Smurthwaite has published these contradictory exchanges between her and an event organizer, who assured her that ticket sales weren't important and that at least 50 students would show up on the night of the event. The event organizer also alerted her that 50 members of the Goldsmiths' Feminist Society who were offended by the content of her comedy had voted on whether she should be allowed to perform at the university (70 percent voted in her favor).
According to Smurthwaite, organizers told her that similar events on campus had previously attracted hundreds of people, none of whom booked in advance. And since her show was organized by the Goldsmiths’ Comedy and Feminist Societies, whose members could attend for free, the comedian didn’t expect that numbers would be an issue.
Indeed, numbers weren’t an issue in the end. It was Smurthwaite’s political views that ultimately prevented her from having a stage at Goldsmiths.
“They should have let me know as soon as they knew about opposition to the show. Plus they should have made the reasons for the decision [to cancel it] clear to me and stuck by them,” she said.
Smurthwaite, who is a prominent pro-choice activist, also notes that she has never run into trouble with feminist groups on campuses before. "I've had angry religious people disrupt my show about evolution and insist that God made the world. That's pretty normal for me."
The cancellation of Smurthwaite’s show alone would not be especially newsworthy, but it follows a string of similar incidents on British campuses in the last year that have arguably imperiled free speech.
Last spring, the University College London students’ union (UCLU) banned a Nietzsche reading club, arguing that discussing the work of right-wing philosophers promotes a “far-right and fascist ideology” and thus threatens the “safety of the UCL student body.” (Apparently the UCLU didn’t see the irony of using anti-fascist rhetoric to justify banning a book club.)
In October 2014, Cardiff University students petitioned a performance by the tastelessly misogynistic comedian Daniel O’Reilly, known as Dapper Laughs, whose ITV show was pulled the next month And in November, a feminist student union at Oxford University effectively cancelled a debate on abortion organized by a campus pro-life group.
It's worth mentioning that many universities in the U.K. have adopted the National Union of Students’ “safe space” policy, described by the University of Bristol students’ union as an effort to foster “an accessible environment in which every student feels comfortable, safe and able to get involved in all aspects of the organization free from intimidation or judgment...free from having one’s culture and beliefs questioned.”
This isn't to say that most university students in the U.K. support censorship to promote a "safe space" campus, but student groups likely feel pressure to abide by union guidelines.
The "safe space" policy may seem well-intentioned, but critics have denounced it as an anti-intellectual policy designed to protect students from extremist views in society.
After all, universities are institutions of higher learning where students should be free to debate ideas that they’ll confront in the real world, not “safe spaces” to protect students from potentially dangerous ideas.
Smurthwaite, who will not be altering her show's content in the coming months, agrees.
“Offensive is never the right line to draw on free speech,” she says. “Not that free speech is a simple concept.
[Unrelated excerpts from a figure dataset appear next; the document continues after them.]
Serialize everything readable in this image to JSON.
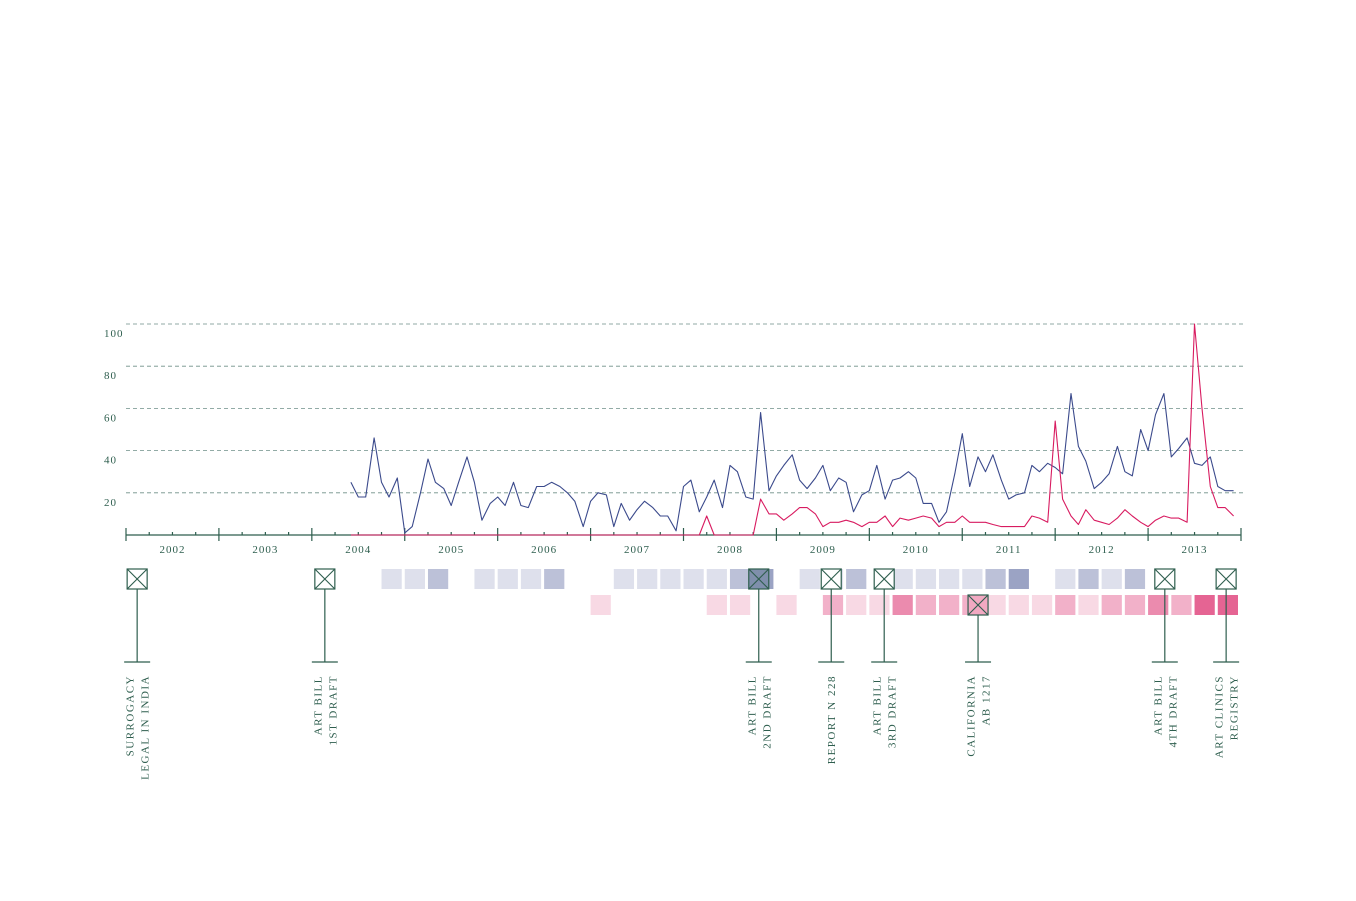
{
  "chart_data": {
    "type": "line",
    "xlim": [
      2002,
      2014
    ],
    "ylim": [
      0,
      100
    ],
    "yticks": [
      20,
      40,
      60,
      80,
      100
    ],
    "xticks": [
      2002,
      2003,
      2004,
      2005,
      2006,
      2007,
      2008,
      2009,
      2010,
      2011,
      2012,
      2013
    ],
    "grid": true,
    "x": [
      2004.42,
      2004.5,
      2004.58,
      2004.67,
      2004.75,
      2004.83,
      2004.92,
      2005,
      2005.08,
      2005.17,
      2005.25,
      2005.33,
      2005.42,
      2005.5,
      2005.58,
      2005.67,
      2005.75,
      2005.83,
      2005.92,
      2006,
      2006.08,
      2006.17,
      2006.25,
      2006.33,
      2006.42,
      2006.5,
      2006.58,
      2006.67,
      2006.75,
      2006.83,
      2006.92,
      2007,
      2007.08,
      2007.17,
      2007.25,
      2007.33,
      2007.42,
      2007.5,
      2007.58,
      2007.67,
      2007.75,
      2007.83,
      2007.92,
      2008,
      2008.08,
      2008.17,
      2008.25,
      2008.33,
      2008.42,
      2008.5,
      2008.58,
      2008.67,
      2008.75,
      2008.83,
      2008.92,
      2009,
      2009.08,
      2009.17,
      2009.25,
      2009.33,
      2009.42,
      2009.5,
      2009.58,
      2009.67,
      2009.75,
      2009.83,
      2009.92,
      2010,
      2010.08,
      2010.17,
      2010.25,
      2010.33,
      2010.42,
      2010.5,
      2010.58,
      2010.67,
      2010.75,
      2010.83,
      2010.92,
      2011,
      2011.08,
      2011.17,
      2011.25,
      2011.33,
      2011.42,
      2011.5,
      2011.58,
      2011.67,
      2011.75,
      2011.83,
      2011.92,
      2012,
      2012.08,
      2012.17,
      2012.25,
      2012.33,
      2012.42,
      2012.5,
      2012.58,
      2012.67,
      2012.75,
      2012.83,
      2012.92,
      2013,
      2013.08,
      2013.17,
      2013.25,
      2013.33,
      2013.42,
      2013.5,
      2013.58,
      2013.67,
      2013.75,
      2013.83,
      2013.92
    ],
    "series": [
      {
        "color": "#3b4a8c",
        "values": [
          25,
          18,
          18,
          46,
          25,
          18,
          27,
          1,
          4,
          20,
          36,
          25,
          22,
          14,
          25,
          37,
          25,
          7,
          15,
          18,
          14,
          25,
          14,
          13,
          23,
          23,
          25,
          23,
          20,
          16,
          4,
          16,
          20,
          19,
          4,
          15,
          7,
          12,
          16,
          13,
          9,
          9,
          2,
          23,
          26,
          11,
          18,
          26,
          13,
          33,
          30,
          18,
          17,
          58,
          21,
          28,
          33,
          38,
          26,
          22,
          27,
          33,
          21,
          27,
          25,
          11,
          19,
          21,
          33,
          17,
          26,
          27,
          30,
          27,
          15,
          15,
          6,
          11,
          29,
          48,
          23,
          37,
          30,
          38,
          26,
          17,
          19,
          20,
          33,
          30,
          34,
          32,
          29,
          67,
          42,
          35,
          22,
          25,
          29,
          42,
          30,
          28,
          50,
          40,
          57,
          67,
          37,
          41,
          46,
          34,
          33,
          37,
          23,
          21,
          21
        ]
      },
      {
        "color": "#d81b60",
        "values": [
          0,
          0,
          0,
          0,
          0,
          0,
          0,
          0,
          0,
          0,
          0,
          0,
          0,
          0,
          0,
          0,
          0,
          0,
          0,
          0,
          0,
          0,
          0,
          0,
          0,
          0,
          0,
          0,
          0,
          0,
          0,
          0,
          0,
          0,
          0,
          0,
          0,
          0,
          0,
          0,
          0,
          0,
          0,
          0,
          0,
          0,
          9,
          0,
          0,
          0,
          0,
          0,
          0,
          17,
          10,
          10,
          7,
          10,
          13,
          13,
          10,
          4,
          6,
          6,
          7,
          6,
          4,
          6,
          6,
          9,
          4,
          8,
          7,
          8,
          9,
          8,
          4,
          6,
          6,
          9,
          6,
          6,
          6,
          5,
          4,
          4,
          4,
          4,
          9,
          8,
          6,
          54,
          17,
          9,
          5,
          12,
          7,
          6,
          5,
          8,
          12,
          9,
          6,
          4,
          7,
          9,
          8,
          8,
          6,
          100,
          60,
          23,
          13,
          13,
          9
        ]
      }
    ],
    "heatmap": {
      "x": [
        2004.5,
        2004.75,
        2005,
        2005.25,
        2005.5,
        2005.75,
        2006,
        2006.25,
        2006.5,
        2006.75,
        2007,
        2007.25,
        2007.5,
        2007.75,
        2008,
        2008.25,
        2008.5,
        2008.75,
        2009,
        2009.25,
        2009.5,
        2009.75,
        2010,
        2010.25,
        2010.5,
        2010.75,
        2011,
        2011.25,
        2011.5,
        2011.75,
        2012,
        2012.25,
        2012.5,
        2012.75,
        2013,
        2013.25,
        2013.5,
        2013.75
      ],
      "rows": [
        {
          "color": "#3b4a8c",
          "values": [
            0,
            1,
            1,
            2,
            0,
            1,
            1,
            1,
            2,
            0,
            0,
            1,
            1,
            1,
            1,
            1,
            2,
            3,
            0,
            1,
            1,
            2,
            0,
            1,
            1,
            1,
            1,
            2,
            3,
            0,
            1,
            2,
            1,
            2,
            0,
            0,
            0,
            0
          ]
        },
        {
          "color": "#d81b60",
          "values": [
            0,
            0,
            0,
            0,
            0,
            0,
            0,
            0,
            0,
            0,
            1,
            0,
            0,
            0,
            0,
            1,
            1,
            0,
            1,
            0,
            2,
            1,
            1,
            3,
            2,
            2,
            2,
            1,
            1,
            1,
            2,
            1,
            2,
            2,
            3,
            2,
            4,
            4
          ]
        }
      ]
    },
    "events": [
      {
        "x": 2002.12,
        "row": 0,
        "fill": "#ffffff",
        "lines": [
          "SURROGACY",
          "LEGAL IN INDIA"
        ]
      },
      {
        "x": 2004.14,
        "row": 0,
        "fill": "#ffffff",
        "lines": [
          "ART BILL",
          "1ST DRAFT"
        ]
      },
      {
        "x": 2008.81,
        "row": 0,
        "fill": "#7f8fac",
        "lines": [
          "ART BILL",
          "2ND DRAFT"
        ]
      },
      {
        "x": 2009.59,
        "row": 0,
        "fill": "#ffffff",
        "lines": [
          "REPORT N 228"
        ]
      },
      {
        "x": 2010.16,
        "row": 0,
        "fill": "#ffffff",
        "lines": [
          "ART BILL",
          "3RD DRAFT"
        ]
      },
      {
        "x": 2011.17,
        "row": 1,
        "fill": "#f2a9c2",
        "lines": [
          "CALIFORNIA",
          "AB 1217"
        ]
      },
      {
        "x": 2013.18,
        "row": 0,
        "fill": "#ffffff",
        "lines": [
          "ART BILL",
          "4TH DRAFT"
        ]
      },
      {
        "x": 2013.84,
        "row": 0,
        "fill": "#ffffff",
        "lines": [
          "ART CLINICS",
          "REGISTRY"
        ]
      }
    ]
  }
}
We should be asking questions about the kinds of speech we want on stage, in newspaper, on TV. Questions like, ‘Does this speech promote an unfair negative stereotype about a disadvantaged group?’ ‘Does this speech contain statements that mislead about the truth?’”
But even then, she concludes: “We shouldn't be banning such language. We should be airing a representative amount of it...in a way that ensures it is challenged and tested against other viewpoints.